Is Bigger Always Better?

Cruise ships keep getting bigger and bigger. The largest one yet, Royal Caribbean’s Icon of the Seas, pictured above, is currently on its maiden voyage, having left Miami on Saturday. 

Icon of the Seas is enormous by any measure. The boat is nearly 1200 feet long–that’s four football fields, to give you a sense of scale–has 20 decks, and carries at capacity 7,600 passengers and 2,350 crew members. But those numbers, though impressive, are just scratching the surface: the ship has more than 40 restaurants, bars, and lounges, seven swimming pools, six water slides, an ice skating rink, and even a park, complete with trees and other live plants, in case you need a little pastoral tranquility during your voyage. One of the pools is the largest swimming pool aboard any ship, and another is the first suspended infinity pool on a cruise liner.

The Icon is so immense that it is divided into eight “neighborhoods,” to help people get their bearings. The pools are found in one neighborhood, and the rides and slides are in another. One of the neighborhoods, called The Grove, is reserved for high-roller passengers who have booked suites. It’s at the opposite end of the ship from the slides ‘hood, and has its own pool terrace, spa pool, and restaurants, so the bigwigs don’t have to rub elbows with the slide-riding masses unless they really want to do so.

I’m sure there are a lot of people who would be attracted to a trip on a floating pleasure palace like the Icon of the Seas. Cruise ship commercials always seem to show people careening down a water slide, so that option must appeal to somebody. Not me, however.
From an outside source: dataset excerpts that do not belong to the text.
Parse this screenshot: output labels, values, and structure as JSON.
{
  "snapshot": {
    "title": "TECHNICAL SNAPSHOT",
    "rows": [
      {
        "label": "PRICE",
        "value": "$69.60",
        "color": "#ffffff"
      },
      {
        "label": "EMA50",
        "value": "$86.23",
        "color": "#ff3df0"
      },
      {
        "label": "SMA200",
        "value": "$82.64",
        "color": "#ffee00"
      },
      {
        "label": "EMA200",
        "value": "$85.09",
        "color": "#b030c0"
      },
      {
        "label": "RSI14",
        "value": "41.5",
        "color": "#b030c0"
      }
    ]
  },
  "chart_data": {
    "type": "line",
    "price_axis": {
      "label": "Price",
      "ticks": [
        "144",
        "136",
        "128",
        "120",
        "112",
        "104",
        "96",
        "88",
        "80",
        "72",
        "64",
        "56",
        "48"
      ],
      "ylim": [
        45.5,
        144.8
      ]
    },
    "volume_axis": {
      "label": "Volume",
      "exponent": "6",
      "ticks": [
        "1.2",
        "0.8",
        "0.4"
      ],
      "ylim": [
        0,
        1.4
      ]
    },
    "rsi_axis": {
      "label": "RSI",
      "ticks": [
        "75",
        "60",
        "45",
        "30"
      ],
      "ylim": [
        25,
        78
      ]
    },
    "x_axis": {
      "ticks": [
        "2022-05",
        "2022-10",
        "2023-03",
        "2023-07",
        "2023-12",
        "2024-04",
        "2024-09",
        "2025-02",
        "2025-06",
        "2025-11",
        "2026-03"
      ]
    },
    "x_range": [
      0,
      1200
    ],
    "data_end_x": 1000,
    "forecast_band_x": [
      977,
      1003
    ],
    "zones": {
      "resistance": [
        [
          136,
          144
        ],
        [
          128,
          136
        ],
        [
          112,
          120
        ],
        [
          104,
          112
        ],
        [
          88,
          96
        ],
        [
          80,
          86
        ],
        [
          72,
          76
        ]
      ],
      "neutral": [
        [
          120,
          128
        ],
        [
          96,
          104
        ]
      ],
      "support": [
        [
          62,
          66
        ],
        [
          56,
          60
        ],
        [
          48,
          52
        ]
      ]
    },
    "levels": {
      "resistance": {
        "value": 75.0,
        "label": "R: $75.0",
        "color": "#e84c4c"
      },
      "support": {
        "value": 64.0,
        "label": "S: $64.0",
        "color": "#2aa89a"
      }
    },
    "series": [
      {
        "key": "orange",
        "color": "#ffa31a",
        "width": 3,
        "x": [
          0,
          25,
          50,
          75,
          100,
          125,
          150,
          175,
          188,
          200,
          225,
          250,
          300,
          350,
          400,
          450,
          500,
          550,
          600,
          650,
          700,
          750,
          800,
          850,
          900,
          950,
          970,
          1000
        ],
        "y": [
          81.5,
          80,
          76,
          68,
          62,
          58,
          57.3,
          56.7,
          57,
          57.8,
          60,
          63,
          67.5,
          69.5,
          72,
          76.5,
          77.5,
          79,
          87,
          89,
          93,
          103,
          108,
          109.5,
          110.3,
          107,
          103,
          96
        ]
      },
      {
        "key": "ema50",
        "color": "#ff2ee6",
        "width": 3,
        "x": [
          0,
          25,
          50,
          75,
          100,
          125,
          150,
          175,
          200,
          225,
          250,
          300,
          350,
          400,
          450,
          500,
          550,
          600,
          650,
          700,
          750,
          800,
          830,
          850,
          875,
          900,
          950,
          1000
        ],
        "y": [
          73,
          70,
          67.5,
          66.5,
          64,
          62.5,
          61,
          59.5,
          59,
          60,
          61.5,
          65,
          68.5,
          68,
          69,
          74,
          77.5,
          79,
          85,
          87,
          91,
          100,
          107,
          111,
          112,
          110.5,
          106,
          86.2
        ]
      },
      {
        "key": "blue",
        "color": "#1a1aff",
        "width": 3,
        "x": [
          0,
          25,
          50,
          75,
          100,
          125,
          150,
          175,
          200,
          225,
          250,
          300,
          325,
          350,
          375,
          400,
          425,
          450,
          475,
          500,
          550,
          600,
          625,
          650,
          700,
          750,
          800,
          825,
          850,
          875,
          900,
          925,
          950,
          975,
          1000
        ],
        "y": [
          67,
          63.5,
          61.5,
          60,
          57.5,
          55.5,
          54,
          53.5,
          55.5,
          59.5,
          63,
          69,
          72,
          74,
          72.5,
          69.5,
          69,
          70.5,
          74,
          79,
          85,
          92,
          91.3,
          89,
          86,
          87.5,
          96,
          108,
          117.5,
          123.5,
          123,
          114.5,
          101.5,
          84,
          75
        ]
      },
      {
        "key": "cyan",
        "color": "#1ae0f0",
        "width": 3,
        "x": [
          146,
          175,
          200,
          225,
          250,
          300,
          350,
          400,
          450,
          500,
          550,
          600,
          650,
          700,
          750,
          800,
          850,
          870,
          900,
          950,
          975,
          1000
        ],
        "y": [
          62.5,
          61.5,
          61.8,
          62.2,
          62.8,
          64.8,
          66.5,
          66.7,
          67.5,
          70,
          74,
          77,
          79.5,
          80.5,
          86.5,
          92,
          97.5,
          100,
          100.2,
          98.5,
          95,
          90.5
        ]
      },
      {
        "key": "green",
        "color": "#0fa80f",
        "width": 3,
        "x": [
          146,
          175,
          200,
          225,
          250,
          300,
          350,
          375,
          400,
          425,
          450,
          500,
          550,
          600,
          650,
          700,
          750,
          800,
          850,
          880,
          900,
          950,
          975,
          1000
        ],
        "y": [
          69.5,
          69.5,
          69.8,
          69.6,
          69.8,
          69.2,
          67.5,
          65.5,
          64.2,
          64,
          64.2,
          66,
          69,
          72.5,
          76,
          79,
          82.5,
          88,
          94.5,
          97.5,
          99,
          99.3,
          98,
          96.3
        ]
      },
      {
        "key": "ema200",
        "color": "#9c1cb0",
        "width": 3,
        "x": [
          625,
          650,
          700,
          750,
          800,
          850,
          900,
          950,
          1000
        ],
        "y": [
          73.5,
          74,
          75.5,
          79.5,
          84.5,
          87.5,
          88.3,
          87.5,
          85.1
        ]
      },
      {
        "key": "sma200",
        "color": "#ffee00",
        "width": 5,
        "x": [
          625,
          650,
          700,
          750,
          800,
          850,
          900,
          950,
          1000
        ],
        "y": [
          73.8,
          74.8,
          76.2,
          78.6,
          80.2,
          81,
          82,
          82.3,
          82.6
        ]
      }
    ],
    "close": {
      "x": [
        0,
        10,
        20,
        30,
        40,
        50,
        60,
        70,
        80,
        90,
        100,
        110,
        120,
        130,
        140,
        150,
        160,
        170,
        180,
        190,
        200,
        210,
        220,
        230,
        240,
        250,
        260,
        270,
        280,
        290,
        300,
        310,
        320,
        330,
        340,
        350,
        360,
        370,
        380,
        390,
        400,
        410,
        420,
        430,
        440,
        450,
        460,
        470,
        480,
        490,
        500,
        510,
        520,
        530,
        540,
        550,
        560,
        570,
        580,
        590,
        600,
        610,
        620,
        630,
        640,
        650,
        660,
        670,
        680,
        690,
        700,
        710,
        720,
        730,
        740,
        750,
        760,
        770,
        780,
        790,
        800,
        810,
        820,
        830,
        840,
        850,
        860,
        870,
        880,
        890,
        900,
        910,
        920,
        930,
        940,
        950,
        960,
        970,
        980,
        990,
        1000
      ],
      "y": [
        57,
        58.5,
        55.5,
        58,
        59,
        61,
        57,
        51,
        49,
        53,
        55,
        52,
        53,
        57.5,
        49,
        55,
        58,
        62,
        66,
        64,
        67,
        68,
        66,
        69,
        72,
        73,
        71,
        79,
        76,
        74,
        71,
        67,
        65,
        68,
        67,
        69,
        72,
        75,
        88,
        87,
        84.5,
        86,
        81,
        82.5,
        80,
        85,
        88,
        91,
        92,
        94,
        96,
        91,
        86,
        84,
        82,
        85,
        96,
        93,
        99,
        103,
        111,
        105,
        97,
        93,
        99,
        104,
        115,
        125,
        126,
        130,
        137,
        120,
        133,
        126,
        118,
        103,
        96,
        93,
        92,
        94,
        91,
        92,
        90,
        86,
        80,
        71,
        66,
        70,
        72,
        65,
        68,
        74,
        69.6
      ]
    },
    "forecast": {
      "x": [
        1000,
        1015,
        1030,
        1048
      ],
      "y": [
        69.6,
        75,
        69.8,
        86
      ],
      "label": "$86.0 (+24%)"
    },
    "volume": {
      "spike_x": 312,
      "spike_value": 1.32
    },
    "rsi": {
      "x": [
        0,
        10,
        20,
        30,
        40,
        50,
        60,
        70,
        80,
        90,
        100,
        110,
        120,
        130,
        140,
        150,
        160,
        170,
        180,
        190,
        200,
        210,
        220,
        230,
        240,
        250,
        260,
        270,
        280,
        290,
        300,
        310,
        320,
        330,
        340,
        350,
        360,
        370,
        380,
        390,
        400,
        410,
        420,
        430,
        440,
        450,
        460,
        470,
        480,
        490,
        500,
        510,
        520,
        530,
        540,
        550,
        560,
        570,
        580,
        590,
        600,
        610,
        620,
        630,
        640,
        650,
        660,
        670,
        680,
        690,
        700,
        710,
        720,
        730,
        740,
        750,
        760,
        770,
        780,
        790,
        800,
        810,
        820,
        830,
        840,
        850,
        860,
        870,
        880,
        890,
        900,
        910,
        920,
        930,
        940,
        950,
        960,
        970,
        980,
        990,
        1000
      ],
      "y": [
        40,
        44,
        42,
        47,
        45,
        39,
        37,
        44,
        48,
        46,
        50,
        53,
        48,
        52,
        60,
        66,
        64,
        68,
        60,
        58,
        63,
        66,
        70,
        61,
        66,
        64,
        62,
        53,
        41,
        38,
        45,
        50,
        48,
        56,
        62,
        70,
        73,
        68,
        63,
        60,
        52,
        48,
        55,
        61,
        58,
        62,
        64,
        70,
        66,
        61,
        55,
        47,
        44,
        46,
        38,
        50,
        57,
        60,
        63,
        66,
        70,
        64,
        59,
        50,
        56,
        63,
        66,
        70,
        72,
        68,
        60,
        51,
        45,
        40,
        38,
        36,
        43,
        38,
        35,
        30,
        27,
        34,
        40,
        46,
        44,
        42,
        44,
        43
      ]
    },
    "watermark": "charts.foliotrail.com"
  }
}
I’m not a big fan of cruises, generally, but in any event I would never want to be on a boat with thousands of other people. I can’t imagine the crush of humanity during the boarding and off-boarding processes. And it seems like the traditional model for a cruise–a calm, stress-free vacation with lots of time for reading, walking the decks, eating leisurely meals, and sunning and snoozing on lounge chairs–has been displaced by a more frenetic model that tries to cram every conceivable activity option onto gigantic vessels.

So, is bigger necessarily better? Cruise lines sure seem to think so.